Half-Life studio Valve today confirmed it is working on a new hardware initiative, revealing Steam Machines, described as a "powerful new category of living room hardware." The announcement comes two days after Valve revealed SteamOS, its own operating system.
Multiple models from several manufacturers will be available in 2014. Gamers can apply for a beta test today through Valve's website.
"Entertainment is not a one-size-fits-all world," Valve said. "We want you to be able to choose the hardware that makes sense for you, so we are working with multiple partners to bring a variety of Steam gaming machines to market during 2014, all of them running SteamOS."
Valve said it has designed a "high-performance" Steam Machine prototype that is optimized for gaming, the living room, and for Steam. It is upgradeable and open, Valve said.
"While these products are still in development, we need your help. As always, we believe the best way to ensure that the right products are getting made is to let people try them out and then make changes as we go," Valve said.
To that end, Valve said it will ship 300 of these Steam Machines to Steam users, free of charge, for the purposes of testing.
Users can make themselves eligible for participation in the Steam Machines beta program by completing an Eligibility Quest on Steam. To do so, users must log into Steam before October 25 and perform the following actions.
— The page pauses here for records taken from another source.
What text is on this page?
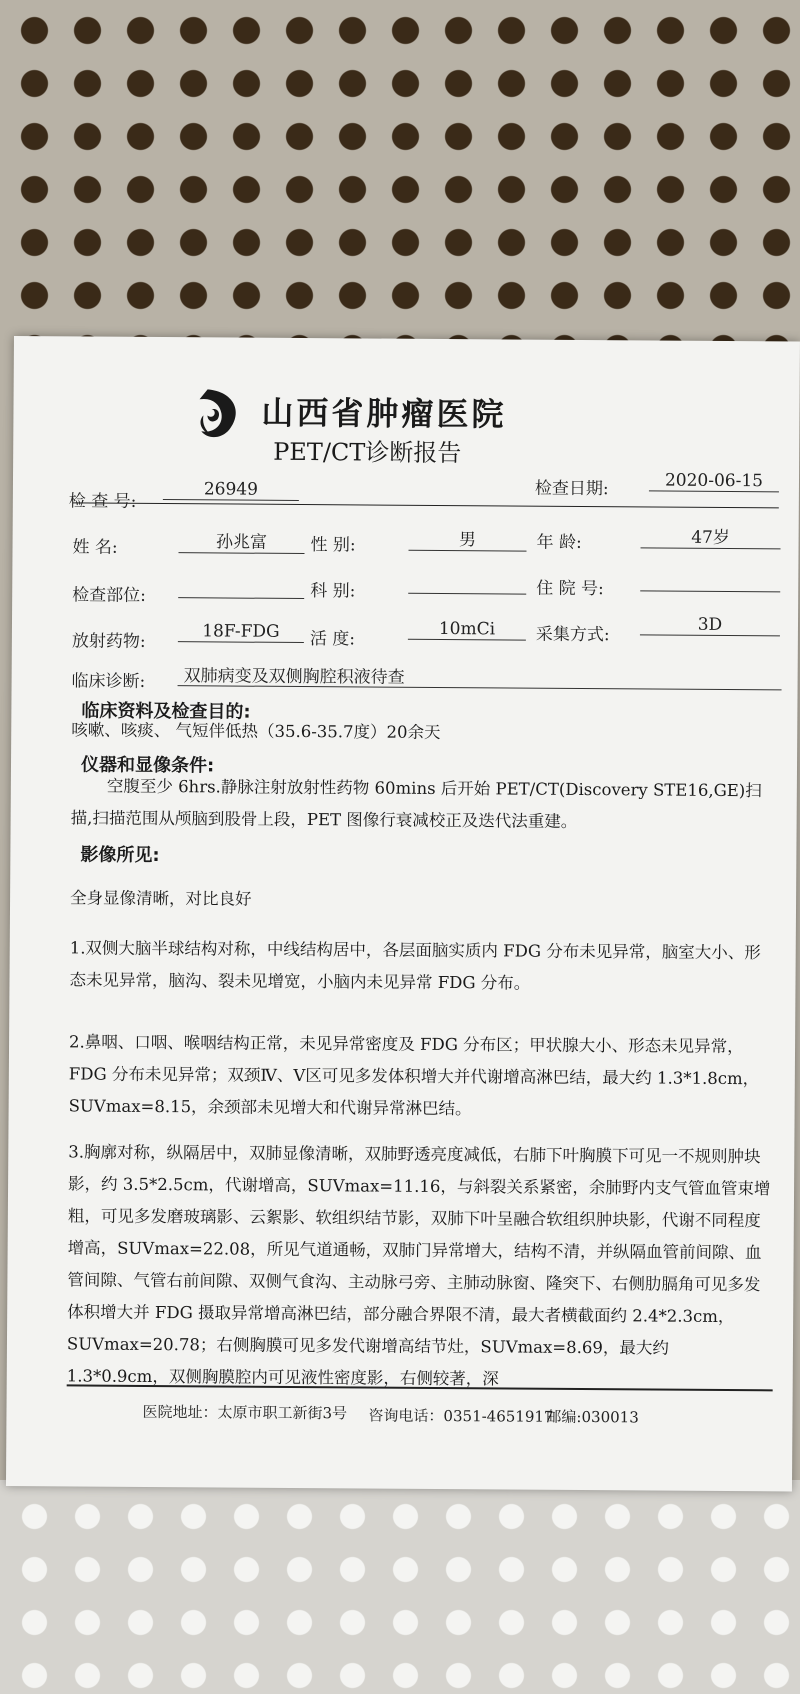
山西省肿瘤医院
PET/CT诊断报告
检 查 号:
26949	检查日期:	2020-06-15
姓 名:	孙兆富	性 别:	男	年 龄:	47岁
检查部位:	科 别:	住 院 号:
放射药物:	18F-FDG	活 度:	10mCi	采集方式:	3D
临床诊断: 双肺病变及双侧胸腔积液待查
临床资料及检查目的:
咳嗽、咳痰、 气短伴低热（35.6-35.7度）20余天
仪器和显像条件:
空腹至少 6hrs.静脉注射放射性药物 60mins 后开始 PET/CT(Discovery STE16,GE)扫描,扫描范围从颅脑到股骨上段，PET 图像行衰减校正及迭代法重建。
影像所见:
全身显像清晰，对比良好
1.双侧大脑半球结构对称，中线结构居中，各层面脑实质内 FDG 分布未见异常，脑室大小、形态未见异常，脑沟、裂未见增宽，小脑内未见异常 FDG 分布。
2.鼻咽、口咽、喉咽结构正常，未见异常密度及 FDG 分布区；甲状腺大小、形态未见异常，FDG 分布未见异常；双颈Ⅳ、Ⅴ区可见多发体积增大并代谢增高淋巴结，最大约 1.3*1.8cm，SUVmax=8.15，余颈部未见增大和代谢异常淋巴结。
3.胸廓对称，纵隔居中，双肺显像清晰，双肺野透亮度减低，右肺下叶胸膜下可见一不规则肿块影，约 3.5*2.5cm，代谢增高，SUVmax=11.16，与斜裂关系紧密，余肺野内支气管血管束增粗，可见多发磨玻璃影、云絮影、软组织结节影，双肺下叶呈融合软组织肿块影，代谢不同程度增高，SUVmax=22.08，所见气道通畅，双肺门异常增大，结构不清，并纵隔血管前间隙、血管间隙、气管右前间隙、双侧气食沟、主动脉弓旁、主肺动脉窗、隆突下、右侧肋膈角可见多发体积增大并 FDG 摄取异常增高淋巴结，部分融合界限不清，最大者横截面约 2.4*2.3cm，SUVmax=20.78；右侧胸膜可见多发代谢增高结节灶，SUVmax=8.69，最大约 1.3*0.9cm，双侧胸膜腔内可见液性密度影，右侧较著，深
医院地址：太原市职工新街3号 咨询电话：0351-4651917
邮编:030013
1. Join the Steam Universe community group
2. Agree to the Steam Hardware Beta Terms and Conditions
3. Make 10 Steam friends (if you haven't already)
4. Create a public Steam Community profile (if you haven't already)
5. Play a game using a gamepad in Big Picture mode
Users can complete the steps in any order they wish. Once all steps are completed, users will be awarded a special badge that will grant them placement in a pool of people that Valve will choose participants from.
The list will be finalized on October 25. A small pool of 30 or fewer will be chosen based on their past community contributions and beta participation, while the remained will be selected at random.
"Your help is critical to our design process," Valve said. "Your feedback will shape both the new OS version of Steam and the new category of gaming machines that will run it."
Valve did not provide specifics regarding the specifications of its own Steam Machine, but said its rig is designed for "users who want the most control possible over their hardware." Other boxes, from other manufacturers, will be optimized for size, price, quietness, or other factors, Valve said.
Gamers can use a mouse and keyboard for Steam Machines, but Valve pointed out that Steam and SteamOS "work well with gamepads, too." The developer also teased an imminent controller announcement, saying, "We have some more to say very soon on the topic of input."